An introduction to Mascot Daemon

 

Mascot Daemon is a Microsoft Windows client application that automates the submission of data files to Mascot server. Functionality includes:

  • Batch mode, in which an arbitrary group of files can be defined for searching, either immediately or at some pre-set time.
  • Real-time monitor mode, in which new files on a pre-defined path are searched as they are created.
  • Data dependent follow-up tasks. For example, automatically repeating a search at a later date or against a different sequence database.

Multiple Daemon clients can submit searches to the same Mascot server. If you have several mass spectrometers, you can install separate copies of Daemon on each instrument data system or just have a single copy of Daemon somewhere on the LAN processing searches for data from all instruments.

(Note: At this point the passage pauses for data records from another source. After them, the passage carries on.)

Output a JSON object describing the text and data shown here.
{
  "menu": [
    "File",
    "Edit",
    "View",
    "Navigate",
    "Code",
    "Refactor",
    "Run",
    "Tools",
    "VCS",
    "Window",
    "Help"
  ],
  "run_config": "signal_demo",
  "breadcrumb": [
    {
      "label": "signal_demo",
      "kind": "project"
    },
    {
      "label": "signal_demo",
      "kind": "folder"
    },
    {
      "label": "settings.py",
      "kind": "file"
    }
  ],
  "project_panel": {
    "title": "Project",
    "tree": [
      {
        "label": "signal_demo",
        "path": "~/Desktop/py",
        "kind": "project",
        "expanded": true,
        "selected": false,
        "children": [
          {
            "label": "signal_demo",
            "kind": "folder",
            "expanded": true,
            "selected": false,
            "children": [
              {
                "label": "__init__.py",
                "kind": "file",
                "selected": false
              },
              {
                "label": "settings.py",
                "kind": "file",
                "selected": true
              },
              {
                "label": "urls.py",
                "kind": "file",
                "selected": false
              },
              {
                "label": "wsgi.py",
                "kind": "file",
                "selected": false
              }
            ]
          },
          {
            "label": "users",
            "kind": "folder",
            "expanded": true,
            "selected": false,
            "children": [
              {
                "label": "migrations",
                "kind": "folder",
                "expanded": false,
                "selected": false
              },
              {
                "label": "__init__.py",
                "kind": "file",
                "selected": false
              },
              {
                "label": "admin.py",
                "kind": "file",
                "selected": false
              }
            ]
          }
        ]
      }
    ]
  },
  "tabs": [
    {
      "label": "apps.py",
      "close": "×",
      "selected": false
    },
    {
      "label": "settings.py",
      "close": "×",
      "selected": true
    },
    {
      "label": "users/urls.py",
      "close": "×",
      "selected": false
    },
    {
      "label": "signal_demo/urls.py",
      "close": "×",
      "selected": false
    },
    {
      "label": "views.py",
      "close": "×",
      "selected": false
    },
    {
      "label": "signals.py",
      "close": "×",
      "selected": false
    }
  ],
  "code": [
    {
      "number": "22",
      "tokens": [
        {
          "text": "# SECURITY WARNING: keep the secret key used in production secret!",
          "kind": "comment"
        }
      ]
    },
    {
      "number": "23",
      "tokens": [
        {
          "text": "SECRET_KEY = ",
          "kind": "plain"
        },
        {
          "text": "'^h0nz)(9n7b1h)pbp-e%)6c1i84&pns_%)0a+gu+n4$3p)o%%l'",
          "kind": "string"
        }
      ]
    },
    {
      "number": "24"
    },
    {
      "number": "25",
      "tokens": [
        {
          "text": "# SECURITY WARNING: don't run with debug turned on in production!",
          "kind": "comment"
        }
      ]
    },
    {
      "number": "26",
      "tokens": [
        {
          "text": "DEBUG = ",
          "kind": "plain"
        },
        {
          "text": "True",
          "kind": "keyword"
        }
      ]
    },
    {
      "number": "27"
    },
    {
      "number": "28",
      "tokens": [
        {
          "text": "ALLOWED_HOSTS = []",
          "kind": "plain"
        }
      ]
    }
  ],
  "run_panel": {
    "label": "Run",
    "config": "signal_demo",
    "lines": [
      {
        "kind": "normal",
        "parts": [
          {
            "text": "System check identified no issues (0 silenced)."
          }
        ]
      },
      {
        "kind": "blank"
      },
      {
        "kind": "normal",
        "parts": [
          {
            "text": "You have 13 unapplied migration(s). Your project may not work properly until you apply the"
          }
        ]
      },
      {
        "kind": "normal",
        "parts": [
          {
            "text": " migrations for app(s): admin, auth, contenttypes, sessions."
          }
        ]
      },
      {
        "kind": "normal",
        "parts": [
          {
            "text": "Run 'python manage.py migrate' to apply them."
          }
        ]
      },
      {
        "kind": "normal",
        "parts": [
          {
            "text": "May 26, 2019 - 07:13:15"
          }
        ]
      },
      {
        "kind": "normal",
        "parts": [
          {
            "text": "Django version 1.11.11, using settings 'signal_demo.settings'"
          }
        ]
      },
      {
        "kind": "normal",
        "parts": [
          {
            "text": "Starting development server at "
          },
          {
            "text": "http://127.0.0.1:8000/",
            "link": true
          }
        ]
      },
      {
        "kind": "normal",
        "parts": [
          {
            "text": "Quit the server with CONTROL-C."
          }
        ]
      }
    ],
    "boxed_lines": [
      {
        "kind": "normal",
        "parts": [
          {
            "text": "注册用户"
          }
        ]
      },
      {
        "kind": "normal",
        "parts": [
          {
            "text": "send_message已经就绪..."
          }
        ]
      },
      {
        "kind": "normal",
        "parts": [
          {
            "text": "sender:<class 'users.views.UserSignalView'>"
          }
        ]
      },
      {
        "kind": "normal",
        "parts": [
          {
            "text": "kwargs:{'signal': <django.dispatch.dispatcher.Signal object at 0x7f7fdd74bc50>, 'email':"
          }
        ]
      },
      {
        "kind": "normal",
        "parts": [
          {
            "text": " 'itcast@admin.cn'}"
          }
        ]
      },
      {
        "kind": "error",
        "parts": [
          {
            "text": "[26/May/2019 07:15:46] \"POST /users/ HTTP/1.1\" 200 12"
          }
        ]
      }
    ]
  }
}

The functional unit of Mascot Daemon is a task, which is defined by the data source (a list of data files or a file path), how the data are to be searched, when the searches are to take place, and any follow-up activities, such as conditional repeat searches.


Setting up a task

Search parameters are defined in the Parameter Editor, which closely resembles the HTML form used for interactive Mascot searches. Fields can also contain HTML-like tags which are automatically substituted at run time with information such as a file name or a sample description.


Search Parameter editor

Every time a new task is run, it creates a task node on the status tree. The results from each task are attached to the task node, just like directories and sub-directories in Windows Explorer. Key information for each result can be displayed by clicking on the result node. The full result report can be displayed in a web browser by clicking on the blue hyperlink.


A result on the status tree

Daemon’s follow-up function can be used in many different ways. A couple of simple examples would be:

  • A batch of data files can be searched at specified intervals against database updates. Each data file will stay in the loop until it’s score exceeds a pre-set level.
  • Sequence databases of increasing size or decreasing quality can be searched serially. For example, a small database of common contaminants might be searched first. Spectra which are unmatched can then be searched against a comprehensive non-redundant protein database, such as NCBIprot. Data which still fail to find a match can then proceed to a search of an EST database.

Arbitrary numbers of follow-up tasks can be chained together to implement complex decision trees. This is possible because Mascot scores reflect true probabilities, permitting rule based software to determine whether a match is significant according to user specified criteria.

The default database engine used by Mascot Daemon is Microsoft Jet 4.0, the engine used by Microsoft Access. Alternatively, Daemon can be configured to use any database engine which supports either OLE DB or ODBC, such as Microsoft SQL-Server or Oracle, enabling multiple Daemon clients to share a common task database.